Nevertheless, these dates come at an inconvenient time of 12 months for a lot of taxpayers and preparers, the AICPA famous in a letter Thursday to the IRS and the Treasury Division. Whereas it applauded the unprecedented waiver of the failure to file penalty and likewise praised the IRS for waiving the assorted worldwide info reporting penalties, the AICPA pointed to the upcoming deadlines and enterprise cycle of the tax occupation and requested for the deadline of Sept. 30, 2022, offered within the discover be prolonged to Dec. 31, 2022. Setting a Sept. 30 deadline throughout a time when tax professionals are working to fulfill the Sept. 15 deadline for pass-throughs, Sept. 30 for trusts and Oct. 15 for people and firms could be unreasonable and would create an “insurmountable burden for many practitioners and taxpayers,” based on the AICPA. 

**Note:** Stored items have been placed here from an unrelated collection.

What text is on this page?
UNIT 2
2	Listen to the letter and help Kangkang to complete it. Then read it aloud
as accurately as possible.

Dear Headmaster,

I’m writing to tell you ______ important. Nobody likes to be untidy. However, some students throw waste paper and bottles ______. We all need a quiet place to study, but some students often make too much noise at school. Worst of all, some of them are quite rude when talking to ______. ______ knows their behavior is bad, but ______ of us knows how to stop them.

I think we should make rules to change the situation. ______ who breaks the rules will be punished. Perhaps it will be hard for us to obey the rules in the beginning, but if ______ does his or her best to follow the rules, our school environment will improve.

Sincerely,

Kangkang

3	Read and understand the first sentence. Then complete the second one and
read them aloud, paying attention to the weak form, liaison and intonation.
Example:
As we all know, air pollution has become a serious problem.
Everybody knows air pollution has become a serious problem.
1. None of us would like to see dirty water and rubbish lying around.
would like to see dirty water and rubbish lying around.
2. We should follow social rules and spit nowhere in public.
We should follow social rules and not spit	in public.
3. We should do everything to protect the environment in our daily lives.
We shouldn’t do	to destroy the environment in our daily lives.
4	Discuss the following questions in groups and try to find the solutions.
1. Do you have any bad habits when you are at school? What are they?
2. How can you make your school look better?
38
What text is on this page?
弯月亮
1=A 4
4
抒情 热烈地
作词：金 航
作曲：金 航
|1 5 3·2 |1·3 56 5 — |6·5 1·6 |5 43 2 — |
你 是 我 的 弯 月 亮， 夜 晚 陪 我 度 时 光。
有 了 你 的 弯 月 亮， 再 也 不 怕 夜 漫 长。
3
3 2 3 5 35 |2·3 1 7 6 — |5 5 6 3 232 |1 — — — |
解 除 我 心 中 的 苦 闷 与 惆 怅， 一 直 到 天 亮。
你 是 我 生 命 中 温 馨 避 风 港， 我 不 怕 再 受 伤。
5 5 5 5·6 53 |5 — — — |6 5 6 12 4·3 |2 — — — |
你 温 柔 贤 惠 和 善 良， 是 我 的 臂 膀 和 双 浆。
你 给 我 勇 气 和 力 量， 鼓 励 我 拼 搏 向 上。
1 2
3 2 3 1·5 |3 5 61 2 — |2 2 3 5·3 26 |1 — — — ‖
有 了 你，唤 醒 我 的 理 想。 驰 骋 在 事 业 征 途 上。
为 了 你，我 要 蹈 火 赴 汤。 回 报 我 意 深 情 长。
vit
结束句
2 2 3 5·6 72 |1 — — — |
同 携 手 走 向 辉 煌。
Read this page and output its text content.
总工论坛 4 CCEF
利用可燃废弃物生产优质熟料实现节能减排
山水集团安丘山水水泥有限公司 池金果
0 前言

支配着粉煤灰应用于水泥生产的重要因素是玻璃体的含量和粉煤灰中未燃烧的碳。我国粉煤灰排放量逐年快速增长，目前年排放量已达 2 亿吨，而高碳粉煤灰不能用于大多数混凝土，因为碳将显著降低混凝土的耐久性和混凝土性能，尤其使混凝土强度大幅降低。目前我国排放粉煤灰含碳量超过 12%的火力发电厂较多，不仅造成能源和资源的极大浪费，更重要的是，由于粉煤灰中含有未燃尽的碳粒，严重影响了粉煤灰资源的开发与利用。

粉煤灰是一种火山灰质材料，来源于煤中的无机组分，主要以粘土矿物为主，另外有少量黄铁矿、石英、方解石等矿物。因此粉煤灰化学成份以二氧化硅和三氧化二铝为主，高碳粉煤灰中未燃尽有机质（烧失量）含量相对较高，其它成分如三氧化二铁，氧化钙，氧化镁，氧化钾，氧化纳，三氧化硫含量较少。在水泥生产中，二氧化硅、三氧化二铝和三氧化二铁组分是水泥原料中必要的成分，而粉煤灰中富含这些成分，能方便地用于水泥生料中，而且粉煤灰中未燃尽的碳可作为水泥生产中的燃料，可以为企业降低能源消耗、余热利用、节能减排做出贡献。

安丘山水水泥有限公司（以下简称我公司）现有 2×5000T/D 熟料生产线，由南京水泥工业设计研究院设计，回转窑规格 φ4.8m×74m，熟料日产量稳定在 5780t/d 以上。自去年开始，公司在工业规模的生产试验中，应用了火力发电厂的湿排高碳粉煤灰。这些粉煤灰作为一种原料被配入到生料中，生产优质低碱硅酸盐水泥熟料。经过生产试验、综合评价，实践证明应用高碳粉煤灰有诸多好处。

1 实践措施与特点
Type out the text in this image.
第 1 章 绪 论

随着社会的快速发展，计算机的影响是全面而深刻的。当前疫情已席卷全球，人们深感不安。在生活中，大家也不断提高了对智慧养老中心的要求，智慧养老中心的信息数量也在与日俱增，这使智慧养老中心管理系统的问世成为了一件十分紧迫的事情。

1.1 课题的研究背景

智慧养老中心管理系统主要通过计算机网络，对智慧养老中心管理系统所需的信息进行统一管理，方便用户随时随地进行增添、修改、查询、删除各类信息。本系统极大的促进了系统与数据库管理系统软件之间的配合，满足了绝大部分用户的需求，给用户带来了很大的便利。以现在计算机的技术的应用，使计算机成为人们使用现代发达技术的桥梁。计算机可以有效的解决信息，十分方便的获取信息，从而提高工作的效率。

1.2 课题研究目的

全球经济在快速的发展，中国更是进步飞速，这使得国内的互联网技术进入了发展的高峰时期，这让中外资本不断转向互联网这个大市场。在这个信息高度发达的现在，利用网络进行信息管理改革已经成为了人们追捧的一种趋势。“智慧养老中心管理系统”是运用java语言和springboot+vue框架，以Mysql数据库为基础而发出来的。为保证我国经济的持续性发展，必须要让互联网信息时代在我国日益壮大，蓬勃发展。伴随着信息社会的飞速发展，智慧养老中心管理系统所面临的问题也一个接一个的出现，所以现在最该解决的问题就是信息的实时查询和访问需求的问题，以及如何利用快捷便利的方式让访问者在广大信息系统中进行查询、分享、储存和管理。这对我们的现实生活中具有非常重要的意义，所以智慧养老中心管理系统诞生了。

The Institute additionally famous the complicated details referring to worldwide info reporting penalties and that many affected taxpayers could stay overseas, and contended the Sept. 30 deadline is unrealistic and would not immediate a essential mass of affected taxpayers to avail themselves of the aid referring to worldwide info reporting.

“Extending the deadline will help the practitioner group in maximizing the aid offered and produce extra taxpayers into voluntary compliance. In flip, such voluntary compliance will save the IRS sources,” mentioned the letter.

The AICPA has been urging the IRS in a number of letters since July 2020 to offer penalty aid to taxpayers who’ve skilled unprecedented challenges as a result of pandemic and added that it is happy the IRS has listened and offered some late submitting aid. But it surely’s now urging the IRS to go additional and lengthen the discover’s penalty aid till Dec. 31, 2022.